"Prozac & Herbalife"


O controlo do défice orçamental transformou-se, para o bem e para o mal, na ‘Operação Triunfo’ do Governo.

Cortar a despesa pública, diminuir o peso do Estado na Economia, moderar fortemente os salários da Função Pública são todos, sem excepção, caminhos que vão dar a Bruxelas. E já não restam hoje dúvidas que Durão Barroso será julgado, em 2006 ou mais cedo se a economia persistir nos seus sinais recessivos, pela sua capacidade de sanear as finanças públicas e promover uma política de efectiva consolidação orçamental.

Ora, Cavaco Silva veio alertar para os riscos desta ortodoxia financeira ditada pelo Pacto de Estabilidade e Crescimento. Tal como já o fizera, antes, Jorge Sampaio.

Usando uma linguagem acessível, que não ficaria mal a um candidato presidencial, o ex-primeiro-ministro sintetizou a questão: «Se se continuar a gastar dinheiro em estádios de futebol e se a fuga aos deveres fiscais não acabar», o controlo do défice terá sido em vão.

A coincidência de pontos de vista entre Jorge Sampaio e Cavaco Silva reflecte, sobretudo, uma questão de senso comum: o espartilho orçamental imposto pela ministra das Finanças é um fim em si mesmo para recuperar o estatuto de bom aluno europeu ou é um meio que visa a consolidação orçamental e o relançamento da economia?
É aqui que reside a posição ingrata da ministra das Finanças.

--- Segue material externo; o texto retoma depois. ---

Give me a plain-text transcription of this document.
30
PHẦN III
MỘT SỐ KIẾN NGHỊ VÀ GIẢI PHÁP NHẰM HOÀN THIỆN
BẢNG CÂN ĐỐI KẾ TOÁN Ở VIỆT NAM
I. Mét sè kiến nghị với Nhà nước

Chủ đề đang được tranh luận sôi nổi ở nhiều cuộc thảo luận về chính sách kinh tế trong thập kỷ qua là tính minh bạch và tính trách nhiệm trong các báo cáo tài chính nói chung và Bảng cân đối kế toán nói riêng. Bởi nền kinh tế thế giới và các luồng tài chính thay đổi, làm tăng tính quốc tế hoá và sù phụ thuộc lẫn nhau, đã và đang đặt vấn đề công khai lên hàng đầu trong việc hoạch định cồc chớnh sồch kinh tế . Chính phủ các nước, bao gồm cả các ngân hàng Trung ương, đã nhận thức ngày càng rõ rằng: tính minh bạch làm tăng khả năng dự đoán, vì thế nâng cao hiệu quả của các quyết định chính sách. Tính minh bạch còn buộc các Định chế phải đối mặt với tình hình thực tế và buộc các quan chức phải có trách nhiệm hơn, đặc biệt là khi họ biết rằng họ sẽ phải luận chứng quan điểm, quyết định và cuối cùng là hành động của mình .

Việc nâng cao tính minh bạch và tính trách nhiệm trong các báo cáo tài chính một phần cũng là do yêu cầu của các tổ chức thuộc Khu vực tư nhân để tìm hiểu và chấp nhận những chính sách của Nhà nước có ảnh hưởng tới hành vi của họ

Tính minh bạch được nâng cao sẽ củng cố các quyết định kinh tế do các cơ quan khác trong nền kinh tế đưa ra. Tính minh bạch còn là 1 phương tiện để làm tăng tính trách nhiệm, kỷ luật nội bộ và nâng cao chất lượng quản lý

Criou-se a ideia, na generalidade da opinião pública, que é da acção de Manuela Ferreira Leite que depende o futuro do País e do Governo.

Essa é, porém, uma ideia falsa. Nem a ministra das Finanças terá sucesso na consolidação orçamental sem a cobertura e a coragem política do primeiro-ministro; nem a disciplina financeira imposta terá qualquer efeito sobre a economia sem a sua conjugação com outras políticas sectoriais.



Ou seja, recorrendo à linguagem médica, o País precisa, em doses certeiras, de uma terapia que lhe permita emagrecer e encarar o futuro da economia com optimismo – um misto de Herbalife e de Prozac.

Não podendo Manuela Ferreira Leite pedir, simultaneamente, contenção e moderação aos agentes económicos e empolgar empresários e investidores, esse papel terá de ser assumido por outros colegas do Governo.

Não se vislumbra, porém, no Executivo quem o faça.

Esse discurso mobilizador está ausente e asfixiado pela obsessão orçamental – que é virtuosa mas não pode ser omnipresente.

A pergunta é, pois, legítima: se Durão Barroso tiver, em 2006, o meritório saneamento das contas públicas como único trunfo para apresentar aos eleitores, o que restará da economia real? E como estará, então, o País?